A recent malpractice case involved a cardiologist who prescribed amiodarone, a drug with a black box warning, to a patient with heart palpitations.
"The drug, at that time, was commonly being used for patients with heart palpitations, but there was a black box warning indicating that it could cause loss of vision," says Lizabeth Brott, JD, regional vice president of risk management at ProAssurance Companies in Okemos, MI.
Within 24 hours of starting the medication, the patient reported headaches and blurred vision. "The cardiologist explained to the patient that to effectively treat her, she would need to stay on the medication for a while, and the patient was left on the medication for five weeks," says Brott.
Subsequently, the patient saw an ophthalmologist who confirmed a decrease in visual acuity. "The patient returned to the ophthalmologist four months later complaining of blurred vision which had subsequently resolved. The patient was told to return immediately if it occurred again," says Brott.
The patient returned to the ophthalmologist two months later and was referred to a retinal specialist who noted elevated pressure in both optic nerves. The patient was referred to a neurologic ophthalmologist, who diagnosed optic neuritis and recommended the patient’s cardiologist switch her to another medication.
"The neurologic ophthalmologist’s notes concluded the patient, probably experienced ischemic optic neuropathy possibly complicated by the amiodarone,’" says Brott. "So we now had documentation potentially linking the drug to the blurred vision."
Plaintiff didn’t pursue claim
The patient subsequently had cataracts removed from both her eyes.
"This ultimately resulted in overall visual acuity of 20/30," says Brott.
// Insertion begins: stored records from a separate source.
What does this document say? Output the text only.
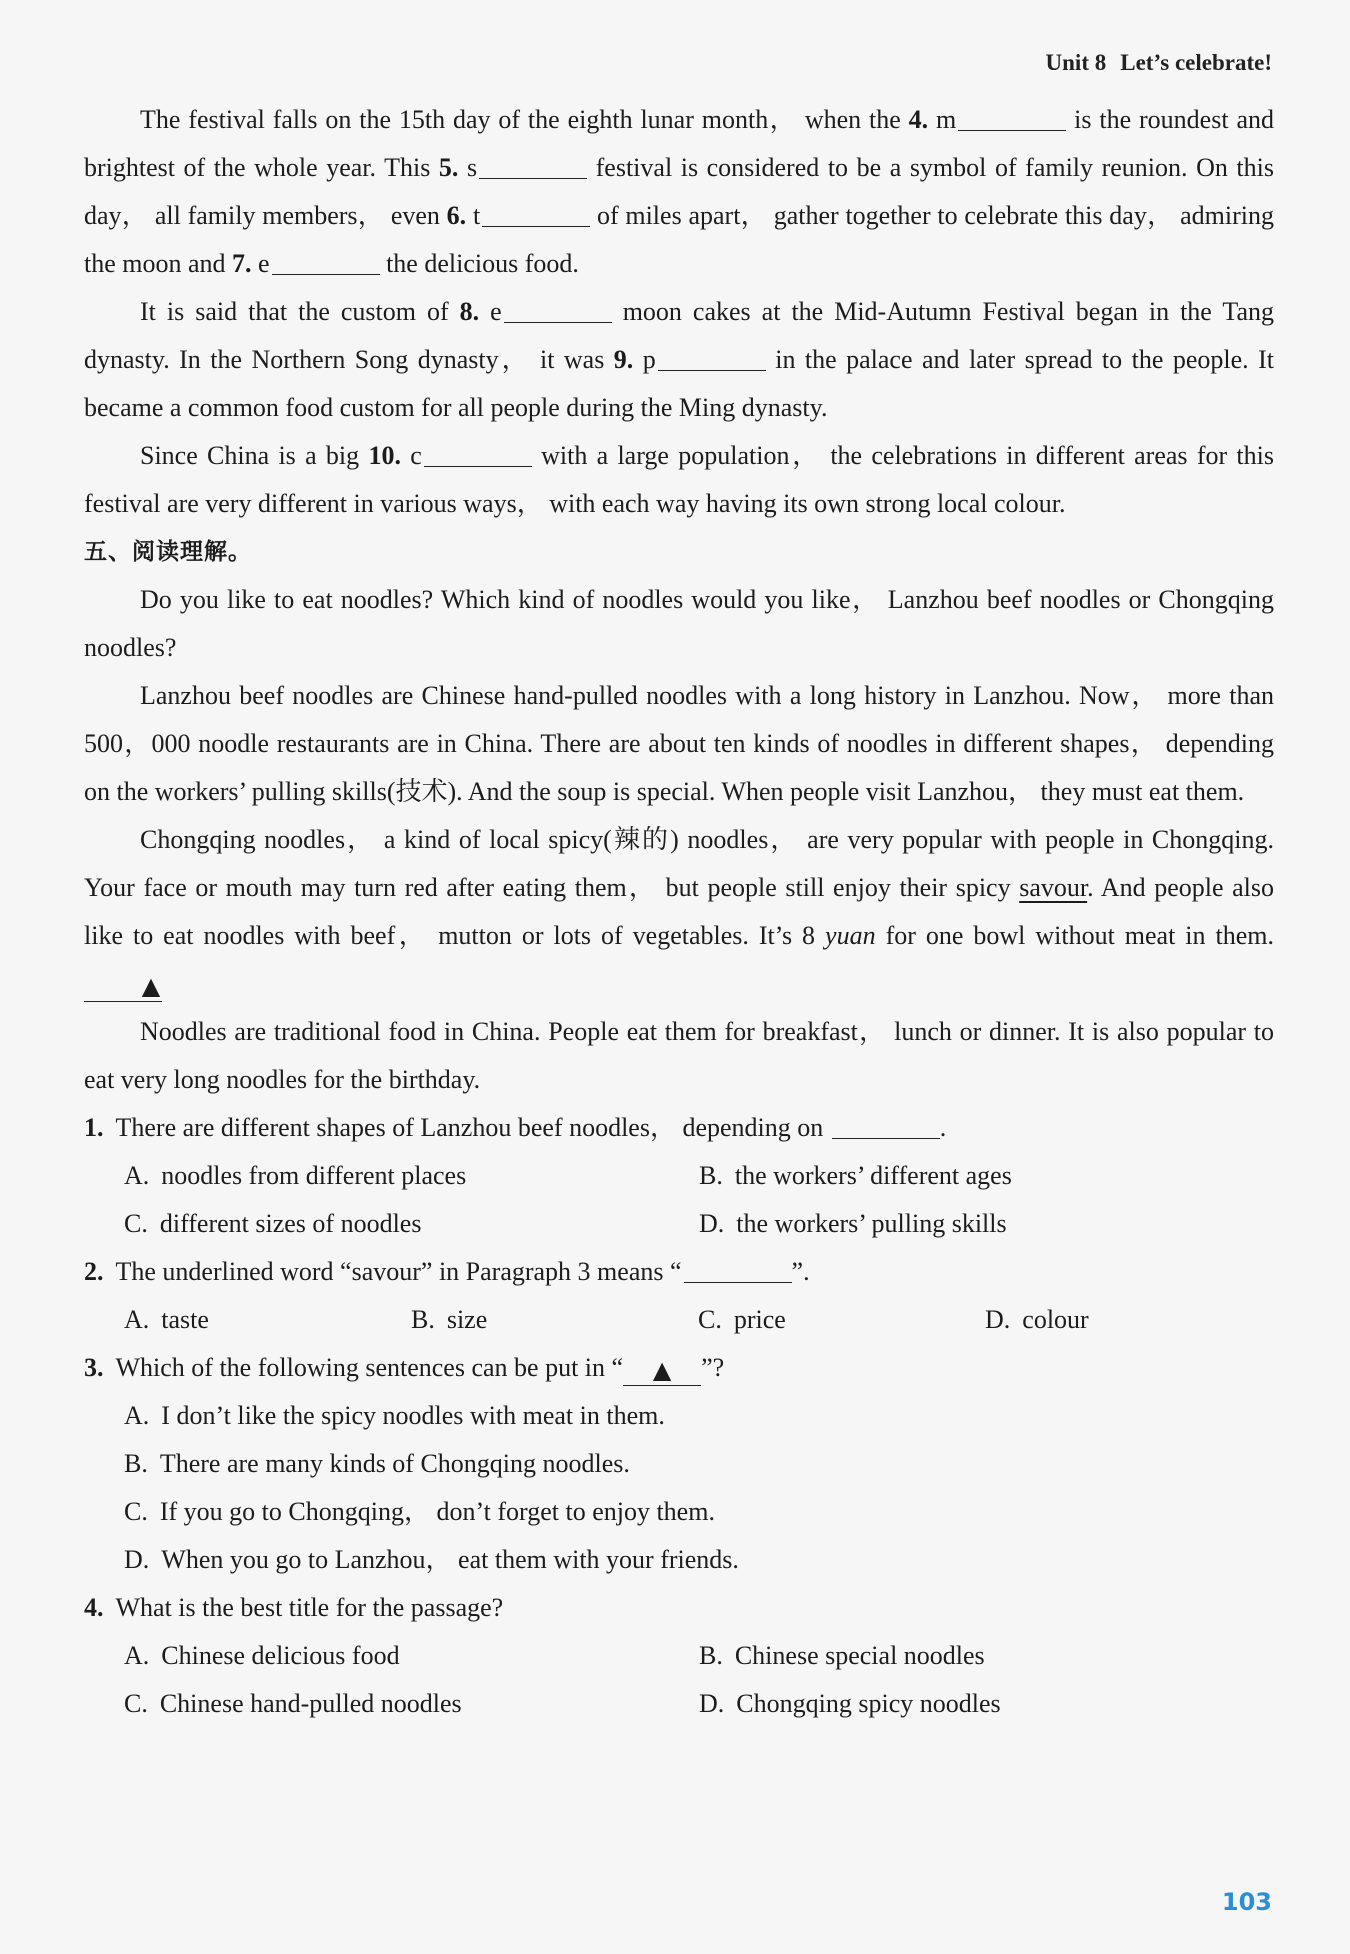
Unit 8 Let’s celebrate!

The festival falls on the 15th day of the eighth lunar month， when the 4. m	is the roundest and brightest of the whole year. This 5. s	festival is considered to be a symbol of family reunion. On this day， all family members， even 6. t	of miles apart， gather together to celebrate this day， admiring the moon and 7. e	the delicious food.

It is said that the custom of 8. e	moon cakes at the Mid-Autumn Festival began in the Tang dynasty. In the Northern Song dynasty， it was 9. p	in the palace and later spread to the people. It became a common food custom for all people during the Ming dynasty.

Since China is a big 10. c	with a large population， the celebrations in different areas for this festival are very different in various ways， with each way having its own strong local colour.

五、阅读理解。

Do you like to eat noodles? Which kind of noodles would you like， Lanzhou beef noodles or Chongqing noodles?

Lanzhou beef noodles are Chinese hand-pulled noodles with a long history in Lanzhou. Now， more than 500，000 noodle restaurants are in China. There are about ten kinds of noodles in different shapes， depending on the workers’ pulling skills(技术). And the soup is special. When people visit Lanzhou， they must eat them.

Chongqing noodles， a kind of local spicy(辣的) noodles， are very popular with people in Chongqing. Your face or mouth may turn red after eating them， but people still enjoy their spicy savour. And people also like to eat noodles with beef， mutton or lots of vegetables. It’s 8 yuan for one bowl without meat in them. ▲

Noodles are traditional food in China. People eat them for breakfast， lunch or dinner. It is also popular to eat very long noodles for the birthday.

1. There are different shapes of Lanzhou beef noodles， depending on	.
A. noodles from different places	B. the workers’ different ages
C. different sizes of noodles	D. the workers’ pulling skills
2. The underlined word “savour” in Paragraph 3 means “	”.
A. taste	B. size	C. price	D. colour
3. Which of the following sentences can be put in “ ▲ ”?
A. I don’t like the spicy noodles with meat in them.
B. There are many kinds of Chongqing noodles.
C. If you go to Chongqing， don’t forget to enjoy them.
D. When you go to Lanzhou， eat them with your friends.
4. What is the best title for the passage?
A. Chinese delicious food	B. Chinese special noodles
C. Chinese hand-pulled noodles	D. Chongqing spicy noodles
103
The patient sued the cardiologist. The plaintiff’s cardiology expert produced several articles that suggested there was strong circumstantial evidence linking the drug to optic nerve injury.
"The plaintiff’s cardiologist expert maintained that amiodarone was an inappropriate choice, and an ophthalmologist was willing to testify that 98% of the patient’s visual defects were caused by amiodarone-induced optic neuropathy," says Brott.
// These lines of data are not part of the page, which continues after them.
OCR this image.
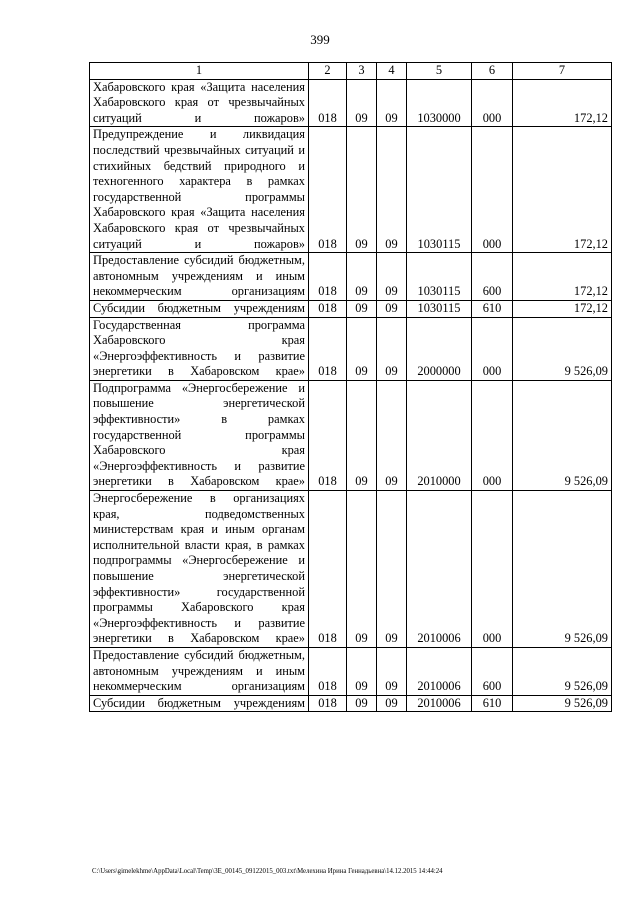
399
1	2	3	4	5	6	7
Хабаровского края «Защита населения Хабаровского края от чрезвычайных ситуаций и пожаров»	018	09	09	1030000	000	172,12
Предупреждение и ликвидация последствий чрезвычайных ситуаций и стихийных бедствий природного и техногенного характера в рамках государственной программы Хабаровского края «Защита населения Хабаровского края от чрезвычайных ситуаций и пожаров»	018	09	09	1030115	000	172,12
Предоставление субсидий бюджетным, автономным учреждениям и иным некоммерческим организациям	018	09	09	1030115	600	172,12
Субсидии бюджетным учреждениям	018	09	09	1030115	610	172,12
Государственная программа Хабаровского края «Энергоэффективность и развитие энергетики в Хабаровском крае»	018	09	09	2000000	000	9 526,09
Подпрограмма «Энергосбережение и повышение энергетической эффективности» в рамках государственной программы Хабаровского края «Энергоэффективность и развитие энергетики в Хабаровском крае»	018	09	09	2010000	000	9 526,09
Энергосбережение в организациях края, подведомственных министерствам края и иным органам исполнительной власти края, в рамках подпрограммы «Энергосбережение и повышение энергетической эффективности» государственной программы Хабаровского края «Энергоэффективность и развитие энергетики в Хабаровском крае»	018	09	09	2010006	000	9 526,09
Предоставление субсидий бюджетным, автономным учреждениям и иным некоммерческим организациям	018	09	09	2010006	600	9 526,09
Субсидии бюджетным учреждениям	018	09	09	2010006	610	9 526,09
C:\Users\gimelekhme\AppData\Local\Temp\3E_00145_09122015_003.txt\Мелехина Ирина Геннадьевна\14.12.2015 14:44:24
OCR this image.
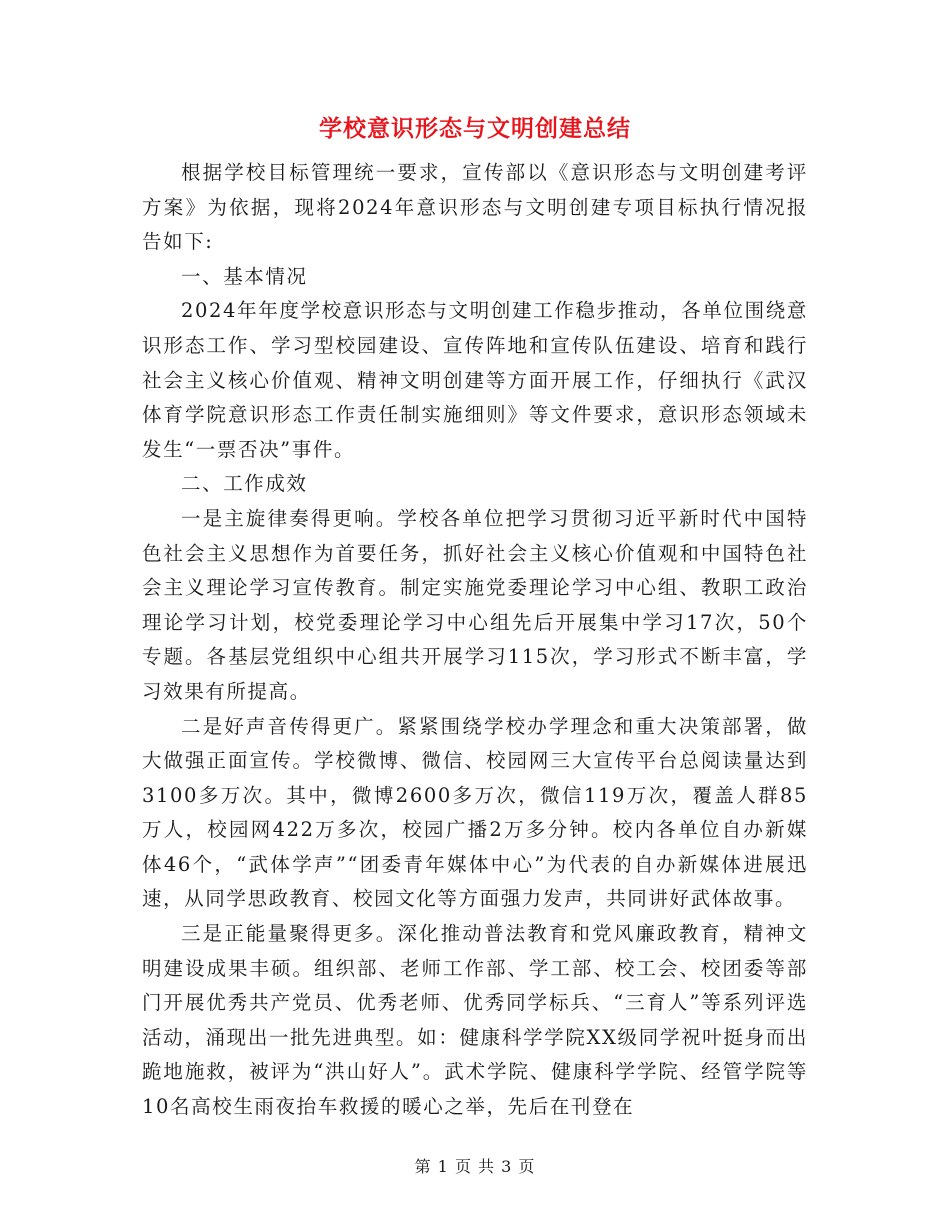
学校意识形态与文明创建总结

根据学校目标管理统一要求，宣传部以《意识形态与文明创建考评方案》为依据，现将2024年意识形态与文明创建专项目标执行情况报告如下:

一、基本情况

2024年年度学校意识形态与文明创建工作稳步推动，各单位围绕意识形态工作、学习型校园建设、宣传阵地和宣传队伍建设、培育和践行社会主义核心价值观、精神文明创建等方面开展工作，仔细执行《武汉体育学院意识形态工作责任制实施细则》等文件要求，意识形态领域未发生“一票否决”事件。

二、工作成效

一是主旋律奏得更响。学校各单位把学习贯彻习近平新时代中国特色社会主义思想作为首要任务，抓好社会主义核心价值观和中国特色社会主义理论学习宣传教育。制定实施党委理论学习中心组、教职工政治理论学习计划，校党委理论学习中心组先后开展集中学习17次，50个专题。各基层党组织中心组共开展学习115次，学习形式不断丰富，学习效果有所提高。

二是好声音传得更广。紧紧围绕学校办学理念和重大决策部署，做大做强正面宣传。学校微博、微信、校园网三大宣传平台总阅读量达到3100多万次。其中，微博2600多万次，微信119万次，覆盖人群85万人，校园网422万多次，校园广播2万多分钟。校内各单位自办新媒体46个，“武体学声”“团委青年媒体中心”为代表的自办新媒体进展迅速，从同学思政教育、校园文化等方面强力发声，共同讲好武体故事。

三是正能量聚得更多。深化推动普法教育和党风廉政教育，精神文明建设成果丰硕。组织部、老师工作部、学工部、校工会、校团委等部门开展优秀共产党员、优秀老师、优秀同学标兵、“三育人”等系列评选活动，涌现出一批先进典型。如：健康科学学院XX级同学祝叶挺身而出跪地施救，被评为“洪山好人”。武术学院、健康科学学院、经管学院等10名高校生雨夜抬车救援的暖心之举，先后在刊登在

第 1 页 共 3 页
The black box warning indicated that amiodarone should only be administered in a controlled hospital setting and that the patient should be strictly monitored during a limited course of treatment.
"It also indicated that baseline lab work should be obtained, which did not occur in this case," says Brott. "The PDR’ [Physicians’ Desk Reference’] also warned of possible optic neuropathy."
Despite this information, the case was dismissed prior to trial. Here are some reasons why the defense was successful:
• The defense cardiology expert witness was prepared to testify that amiodarone was appropriate to use as a first-line rhythm control agent for treatment of atrial fibrillation, given the patient’s medical problems and history.
• A neuro-ophthalmologist was prepared to testify there was no causal link between the amiodarone and the optic neuritis, and that given the patient’s medical history, it was likely the vision loss was associated with an ischemic event resulting in ischemic optic neuropathy.
• A National Institutes of Health researcher was prepared to testify that given the patient’s age, that amiodarone was an acceptable first-line rhythm control agent for treatment of atrial fibrillation, and that age, smoking, hypertension and drinking made the plaintiff a likely candidate for structural heart problems.
"All of these factors combined ultimately led the plaintiff to decide not to pursue the case," says Brott.